Seriously you have more than enough. However, if you listen to some on this site you'd be lead to believe that whitetails require equipment used by the military to kill armored fighting vehicles. If a guy was on the African scene, I could see being more concerned with all the hoopla over KE, inertia, and penetration. Whitetail hunters should look to find a combo that provides a balance between speed and penetration. Then focus on obtaining the skill it takes to put the arrow where it needs to go, in the vitals. Too much focus is placed on this whole bone cracking business and not enough on choosing the right shot and having put in the time it takes to put the arrow in the right place. I have seen complete pass throughs on whitetails with a recurve generating a little over 22lbs of KE. If more hunters places as much emphasis on perfecting their archery skills as they do at obsessing over their equipment, the success rate of the bowhunter would double in the entire world. :beer:
you can say on here that your shooting with 85 lbs of energy and someone will tell you you need a heaver arrow.at what point doesnt it make a difference.to me how well your bows tuned , what type broadhead your using , how far your going to shoot,and your shot placement are the important factors.set up a hunting arrow with the shaft being equal or less than the diameter of the broadhead and your going to get better penetration depending on where you hit.

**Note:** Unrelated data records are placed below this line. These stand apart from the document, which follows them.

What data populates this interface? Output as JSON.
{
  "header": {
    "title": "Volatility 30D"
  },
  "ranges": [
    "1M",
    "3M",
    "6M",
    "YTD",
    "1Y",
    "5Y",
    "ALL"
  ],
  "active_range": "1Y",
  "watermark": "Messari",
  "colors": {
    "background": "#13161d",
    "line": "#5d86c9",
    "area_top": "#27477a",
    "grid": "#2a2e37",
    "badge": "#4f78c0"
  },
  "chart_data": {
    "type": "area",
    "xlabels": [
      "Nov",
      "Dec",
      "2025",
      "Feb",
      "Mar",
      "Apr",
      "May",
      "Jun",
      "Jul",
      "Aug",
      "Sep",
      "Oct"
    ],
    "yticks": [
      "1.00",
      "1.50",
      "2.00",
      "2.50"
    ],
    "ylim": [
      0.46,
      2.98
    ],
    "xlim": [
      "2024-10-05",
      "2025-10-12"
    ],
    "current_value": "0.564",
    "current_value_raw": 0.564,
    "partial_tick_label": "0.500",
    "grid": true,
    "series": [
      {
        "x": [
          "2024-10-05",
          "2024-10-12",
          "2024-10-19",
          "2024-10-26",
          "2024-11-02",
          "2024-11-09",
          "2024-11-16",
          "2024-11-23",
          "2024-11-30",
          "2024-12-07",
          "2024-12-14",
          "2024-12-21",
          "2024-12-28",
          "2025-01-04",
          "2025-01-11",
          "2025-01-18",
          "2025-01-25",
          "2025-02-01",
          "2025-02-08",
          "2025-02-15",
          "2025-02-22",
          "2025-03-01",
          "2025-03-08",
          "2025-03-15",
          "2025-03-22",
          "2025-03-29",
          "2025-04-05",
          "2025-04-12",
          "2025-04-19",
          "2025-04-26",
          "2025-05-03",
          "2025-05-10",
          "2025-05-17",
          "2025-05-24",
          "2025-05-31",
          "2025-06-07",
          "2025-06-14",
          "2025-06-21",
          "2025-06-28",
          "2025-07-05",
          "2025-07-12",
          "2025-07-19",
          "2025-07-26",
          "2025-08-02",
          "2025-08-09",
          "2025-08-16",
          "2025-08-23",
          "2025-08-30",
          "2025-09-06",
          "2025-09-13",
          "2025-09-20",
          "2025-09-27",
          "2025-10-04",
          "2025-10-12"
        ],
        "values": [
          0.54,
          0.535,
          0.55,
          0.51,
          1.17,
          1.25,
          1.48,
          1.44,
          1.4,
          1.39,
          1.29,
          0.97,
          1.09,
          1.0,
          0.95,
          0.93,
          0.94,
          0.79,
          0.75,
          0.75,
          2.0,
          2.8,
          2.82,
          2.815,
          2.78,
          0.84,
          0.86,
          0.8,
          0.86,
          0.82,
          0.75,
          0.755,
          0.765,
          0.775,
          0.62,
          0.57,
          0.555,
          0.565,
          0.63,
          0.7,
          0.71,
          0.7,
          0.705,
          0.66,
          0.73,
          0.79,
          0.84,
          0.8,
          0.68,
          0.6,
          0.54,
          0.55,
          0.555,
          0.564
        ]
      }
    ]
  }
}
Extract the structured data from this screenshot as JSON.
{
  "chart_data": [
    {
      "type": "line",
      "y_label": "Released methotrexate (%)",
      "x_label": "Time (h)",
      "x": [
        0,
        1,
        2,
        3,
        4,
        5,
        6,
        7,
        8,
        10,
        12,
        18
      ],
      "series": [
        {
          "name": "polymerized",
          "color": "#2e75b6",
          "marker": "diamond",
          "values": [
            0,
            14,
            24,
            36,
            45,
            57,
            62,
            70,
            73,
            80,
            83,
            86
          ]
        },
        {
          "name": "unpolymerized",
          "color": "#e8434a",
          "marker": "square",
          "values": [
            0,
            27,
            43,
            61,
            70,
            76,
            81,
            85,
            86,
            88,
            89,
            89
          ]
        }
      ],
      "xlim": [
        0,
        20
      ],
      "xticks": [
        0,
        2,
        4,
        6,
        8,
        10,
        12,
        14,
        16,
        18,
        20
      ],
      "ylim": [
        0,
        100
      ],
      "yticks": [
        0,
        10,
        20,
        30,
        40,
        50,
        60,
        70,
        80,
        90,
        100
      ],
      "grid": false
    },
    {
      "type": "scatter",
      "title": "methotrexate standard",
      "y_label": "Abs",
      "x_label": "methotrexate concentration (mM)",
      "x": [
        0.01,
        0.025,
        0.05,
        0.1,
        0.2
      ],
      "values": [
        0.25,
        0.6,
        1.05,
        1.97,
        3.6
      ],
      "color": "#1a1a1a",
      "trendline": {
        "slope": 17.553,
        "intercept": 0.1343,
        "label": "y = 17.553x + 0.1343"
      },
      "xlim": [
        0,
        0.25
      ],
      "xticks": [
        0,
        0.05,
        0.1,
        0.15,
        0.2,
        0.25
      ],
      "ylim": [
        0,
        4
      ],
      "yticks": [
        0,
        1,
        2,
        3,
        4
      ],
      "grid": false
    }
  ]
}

MYK with all due respect as I am sure you are aware that the formula for KE was developed to know the amount of energy a projectile has due to its weight and speed.
You would be surprised how much a feather can penetrate given the right speed and angle. (After a hurricane there were hay straws inbedded in a wall.)
If he was shooting a 63 ft/lbs of KE and a blunt on the end then yeah he needs more KE.
In order to simplify things we are using KE (specially for whitetail).